Some wondered if licensing would ever become a reality.
In 2018, a broad-based effort to reform Minnesota's system for protecting seniors foundered amid partisan divisions and opposition from the senior care industry.
Then last spring, the Minnesota Department of Health, the state agency that oversees long-term care, became swept up in efforts to combat the worsening coronavirus pandemic.

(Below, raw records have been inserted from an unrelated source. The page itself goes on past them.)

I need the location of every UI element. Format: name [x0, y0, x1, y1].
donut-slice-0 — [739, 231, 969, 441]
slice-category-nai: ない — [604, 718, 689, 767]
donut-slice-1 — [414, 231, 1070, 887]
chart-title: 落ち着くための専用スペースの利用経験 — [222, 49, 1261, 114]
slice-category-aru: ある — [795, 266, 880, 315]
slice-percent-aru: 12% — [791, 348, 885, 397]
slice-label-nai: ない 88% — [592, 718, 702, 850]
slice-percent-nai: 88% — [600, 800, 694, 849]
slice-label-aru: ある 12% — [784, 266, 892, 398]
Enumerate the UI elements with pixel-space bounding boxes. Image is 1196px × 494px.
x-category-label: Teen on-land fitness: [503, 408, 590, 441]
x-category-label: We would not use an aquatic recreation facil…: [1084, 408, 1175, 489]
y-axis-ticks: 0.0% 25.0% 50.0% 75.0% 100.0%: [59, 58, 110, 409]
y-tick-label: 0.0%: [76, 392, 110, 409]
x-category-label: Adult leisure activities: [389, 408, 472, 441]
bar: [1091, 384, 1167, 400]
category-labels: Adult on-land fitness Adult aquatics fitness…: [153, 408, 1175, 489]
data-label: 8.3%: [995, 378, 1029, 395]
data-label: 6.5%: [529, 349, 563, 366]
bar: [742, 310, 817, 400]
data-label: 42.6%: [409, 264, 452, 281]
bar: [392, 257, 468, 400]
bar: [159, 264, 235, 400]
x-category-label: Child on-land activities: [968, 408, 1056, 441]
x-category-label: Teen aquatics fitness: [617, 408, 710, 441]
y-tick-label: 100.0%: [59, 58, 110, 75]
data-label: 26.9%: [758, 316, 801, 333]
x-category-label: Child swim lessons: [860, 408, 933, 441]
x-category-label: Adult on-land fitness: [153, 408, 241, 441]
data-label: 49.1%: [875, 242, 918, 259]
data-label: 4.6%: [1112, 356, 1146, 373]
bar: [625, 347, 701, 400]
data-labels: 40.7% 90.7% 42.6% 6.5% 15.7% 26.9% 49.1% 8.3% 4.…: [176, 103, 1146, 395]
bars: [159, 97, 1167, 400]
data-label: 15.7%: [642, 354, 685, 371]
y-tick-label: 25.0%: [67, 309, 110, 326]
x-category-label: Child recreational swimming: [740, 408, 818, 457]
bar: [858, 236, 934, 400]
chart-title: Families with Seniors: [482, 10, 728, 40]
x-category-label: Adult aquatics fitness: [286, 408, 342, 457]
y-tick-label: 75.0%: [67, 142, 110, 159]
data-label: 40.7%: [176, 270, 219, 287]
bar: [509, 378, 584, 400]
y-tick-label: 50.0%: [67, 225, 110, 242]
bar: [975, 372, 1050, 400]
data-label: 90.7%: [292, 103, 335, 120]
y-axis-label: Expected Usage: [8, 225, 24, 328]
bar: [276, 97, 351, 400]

As a result, agency officials pushed back licensing a year later than planned, asserting that senior homes needed to stay focused on preventing the spread of the fast-moving virus, which had already killed hundreds of Minnesotans in long-term care facilities.
The delay frustrated elder care advocates who pointed to the staggering death toll in senior homes as further evidence of why more regulatory oversight was needed.
Yet, despite a winter surge in COVID-19 cases, the Department of Health forged ahead and this spring completed the monumental task of drawing up the new rules with public input and educating providers on the new licensing system.
The response was stronger than many expected. By June, the agency had received more than 2,000 license applications from assisted-living and dementia care providers across the state. To enforce the new regulations, the agency expects it will need another 56 staff.
"I am really proud of the work we have done to stand this up at a time that we also had a COVID-19 pandemic," said Lindsey Krueger, director of the Department of Health's Office of Health Facility Complaints.
Connie Billmeier of Minnetonka is among those who wishes the new law had been enacted years earlier.
In fall 2018, her 58-year-old brother with cognitive disabilities was found slouched in his wheelchair with unusually high blood pressure at an assisted-living home in northern Minnesota. Instead of calling for medical help, unlicensed staff gave him aspirin and put him back to bed. Later, he was airlifted to a hospital where doctors discovered internal brain bleeding that likely caused his death, she said.
"Perhaps if a [registered nurse] had been on duty, he or she would have recognized that my brother was failing sooner," she said. "It makes you wonder how many lives were lost because we didn't have these protections sooner."